Auszahlung Direktversicherung an Arbeitnehmer

Zahlung der Direktversicherung an die Mitarbeiter

D.h. der Arbeitgeber garantiert dem Arbeitnehmer nur die. Auszahlung der zugesagten Alters-, Invaliditäts- und Invaliditätsleistungen. Beiträge können vom Arbeitgeber oder vom Arbeitnehmer gezahlt werden.

Die Stornierung einer Direktversicherung ist auch bei akuten Geldbedürfnissen nicht möglich.

Wenn ein Mitarbeiter in akuten finanziellen Schwierigkeiten steckt, kann er sich bei der Betrachtung seiner Lohnabrechnung manchmal an die zu seinen Gunsten geschlossene Betriebsrente erinnern. Der Arbeitnehmer hat jedoch keinen Kündigungsanspruch gegen seinen Dienstgeber im Rahmen des vorliegenden Arbeitsverhältnisses, so dass der Arbeitnehmer den derzeitigen Rückkaufwert erhalten und seine Forderungen bezahlen kann (BAG vom 26. Mai 2018 - 3 AZR 586/16, derzeit nur als Pressemeldung verfügbar).

Mitarbeiter in finanziellen SchwierigkeitenDer Arbeitnehmer, der seit 1986 für den Auftraggeber tätig war, hat im Jahr 2000 eine Lebensversicherungspolice abgeschlossen und im folgenden Jahr mit seinem Auftraggeber einen Entgeltumwandlungsplan vereinbart, so dass der Auftraggeber Versicherter wurde und durch entgeltliche Entlohnung einen Beitrag zur Direktversicherungistete. Wenn der Mitarbeiter in Zahlungsschwierigkeiten gerät und über die Zahlung des Rückkaufswertes der Direktversicherung spekuliert, kündigt er den Vertrag.

Allerdings weigerte sich der Dienstgeber, diese Beendigung zu akzeptieren, und der Dienstnehmer verklagt den Dienstgeber, den Dienstvertrag zu beenden und die Versicherung zu überreichen. Die Arbeitnehmerin war der Ansicht, dass dieser Antrag in jedem Fall auf Nebenverpflichtungen aus dem Arbeitsvertrag zurückzuführen sei, da die Schutz- und Rücksichtnahmepflicht des Arbeitsgebers auch für die finanziellen Interessen der Arbeitnehmer galt.

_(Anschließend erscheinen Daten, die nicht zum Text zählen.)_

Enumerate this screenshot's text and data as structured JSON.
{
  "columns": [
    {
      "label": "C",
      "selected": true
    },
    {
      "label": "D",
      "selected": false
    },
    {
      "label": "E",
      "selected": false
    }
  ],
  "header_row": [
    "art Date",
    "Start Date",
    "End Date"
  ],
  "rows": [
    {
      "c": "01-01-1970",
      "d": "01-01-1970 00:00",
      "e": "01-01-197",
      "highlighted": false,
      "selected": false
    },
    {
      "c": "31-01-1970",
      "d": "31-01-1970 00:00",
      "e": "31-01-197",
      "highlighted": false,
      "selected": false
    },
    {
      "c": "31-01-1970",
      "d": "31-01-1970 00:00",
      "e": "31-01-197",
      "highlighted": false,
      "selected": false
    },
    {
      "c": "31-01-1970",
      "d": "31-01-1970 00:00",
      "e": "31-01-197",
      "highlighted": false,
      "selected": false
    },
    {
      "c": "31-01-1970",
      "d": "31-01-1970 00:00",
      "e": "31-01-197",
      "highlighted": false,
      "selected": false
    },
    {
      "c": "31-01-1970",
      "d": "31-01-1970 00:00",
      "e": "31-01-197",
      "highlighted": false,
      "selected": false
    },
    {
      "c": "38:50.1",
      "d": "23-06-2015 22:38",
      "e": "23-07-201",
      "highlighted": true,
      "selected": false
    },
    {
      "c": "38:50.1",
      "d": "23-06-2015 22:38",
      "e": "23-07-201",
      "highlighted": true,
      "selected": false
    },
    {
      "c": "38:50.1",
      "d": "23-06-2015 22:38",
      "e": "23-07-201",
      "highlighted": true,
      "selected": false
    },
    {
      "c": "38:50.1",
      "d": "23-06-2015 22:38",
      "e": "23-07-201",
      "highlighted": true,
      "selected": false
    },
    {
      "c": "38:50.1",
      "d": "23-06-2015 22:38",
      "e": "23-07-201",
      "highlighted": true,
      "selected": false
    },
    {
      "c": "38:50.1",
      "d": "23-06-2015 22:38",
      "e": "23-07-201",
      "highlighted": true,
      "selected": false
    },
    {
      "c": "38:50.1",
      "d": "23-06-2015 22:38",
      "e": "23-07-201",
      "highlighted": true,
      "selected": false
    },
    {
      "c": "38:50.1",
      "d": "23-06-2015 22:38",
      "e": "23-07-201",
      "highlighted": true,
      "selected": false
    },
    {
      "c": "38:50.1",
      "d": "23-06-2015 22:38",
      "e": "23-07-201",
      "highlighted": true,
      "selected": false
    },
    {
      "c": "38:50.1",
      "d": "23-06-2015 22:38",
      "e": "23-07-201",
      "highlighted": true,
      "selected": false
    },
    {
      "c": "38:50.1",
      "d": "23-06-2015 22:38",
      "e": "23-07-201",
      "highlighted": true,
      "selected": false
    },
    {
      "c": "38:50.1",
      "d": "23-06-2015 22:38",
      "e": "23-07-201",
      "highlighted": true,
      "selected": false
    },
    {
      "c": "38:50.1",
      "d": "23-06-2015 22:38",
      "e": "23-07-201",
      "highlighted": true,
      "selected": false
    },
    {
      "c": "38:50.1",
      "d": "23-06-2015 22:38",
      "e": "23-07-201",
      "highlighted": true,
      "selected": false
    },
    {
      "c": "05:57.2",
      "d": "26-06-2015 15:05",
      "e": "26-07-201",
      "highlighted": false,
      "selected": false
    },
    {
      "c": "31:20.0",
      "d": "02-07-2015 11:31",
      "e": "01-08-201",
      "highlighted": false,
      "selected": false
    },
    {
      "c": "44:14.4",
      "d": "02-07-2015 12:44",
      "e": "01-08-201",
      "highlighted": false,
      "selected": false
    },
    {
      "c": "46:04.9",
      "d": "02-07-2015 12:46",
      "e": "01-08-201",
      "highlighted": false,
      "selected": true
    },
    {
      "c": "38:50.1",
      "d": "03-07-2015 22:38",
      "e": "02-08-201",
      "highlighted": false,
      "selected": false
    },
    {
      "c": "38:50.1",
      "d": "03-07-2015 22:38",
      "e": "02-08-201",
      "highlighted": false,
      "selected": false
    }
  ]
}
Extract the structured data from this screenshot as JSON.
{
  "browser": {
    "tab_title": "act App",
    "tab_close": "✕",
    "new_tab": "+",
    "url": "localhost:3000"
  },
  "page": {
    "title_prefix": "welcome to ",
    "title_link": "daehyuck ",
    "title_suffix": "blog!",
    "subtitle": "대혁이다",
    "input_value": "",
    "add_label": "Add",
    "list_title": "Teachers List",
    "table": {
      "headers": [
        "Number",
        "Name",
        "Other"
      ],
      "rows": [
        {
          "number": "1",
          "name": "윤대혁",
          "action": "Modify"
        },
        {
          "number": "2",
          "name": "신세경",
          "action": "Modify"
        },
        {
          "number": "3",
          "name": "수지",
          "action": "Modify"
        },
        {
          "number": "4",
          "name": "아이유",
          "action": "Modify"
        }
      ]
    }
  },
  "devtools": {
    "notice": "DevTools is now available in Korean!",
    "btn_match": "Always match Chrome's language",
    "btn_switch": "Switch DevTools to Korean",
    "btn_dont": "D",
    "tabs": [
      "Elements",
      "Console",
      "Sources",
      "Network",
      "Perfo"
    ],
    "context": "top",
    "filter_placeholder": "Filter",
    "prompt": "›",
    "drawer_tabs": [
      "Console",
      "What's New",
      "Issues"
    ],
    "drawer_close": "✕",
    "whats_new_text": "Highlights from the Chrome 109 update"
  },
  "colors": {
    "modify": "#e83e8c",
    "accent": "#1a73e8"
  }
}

Das Bundesarbeitsgericht hat in seiner Urteilsbegründung die Anfechtungsklage abgewiesen, weil der Arbeitnehmer kein schützenswertes Recht an der angestrebten Abweisung hatte. Mit der gesetzlichen Vergütungsumwandlung wird der Wohlstand des Mitarbeiters im hohen Lebensalter zumindest zum Teil gesichert. Dies war unvereinbar, wenn der Arbeitnehmer vom Dienstgeber die Beendigung der Direktversicherung fordern konnte, um ihm die Gelegenheit zu geben, das für den Versicherungsfall bereits eingesparte Vermögen zur Begleichung seiner Verbindlichkeiten zu nützen.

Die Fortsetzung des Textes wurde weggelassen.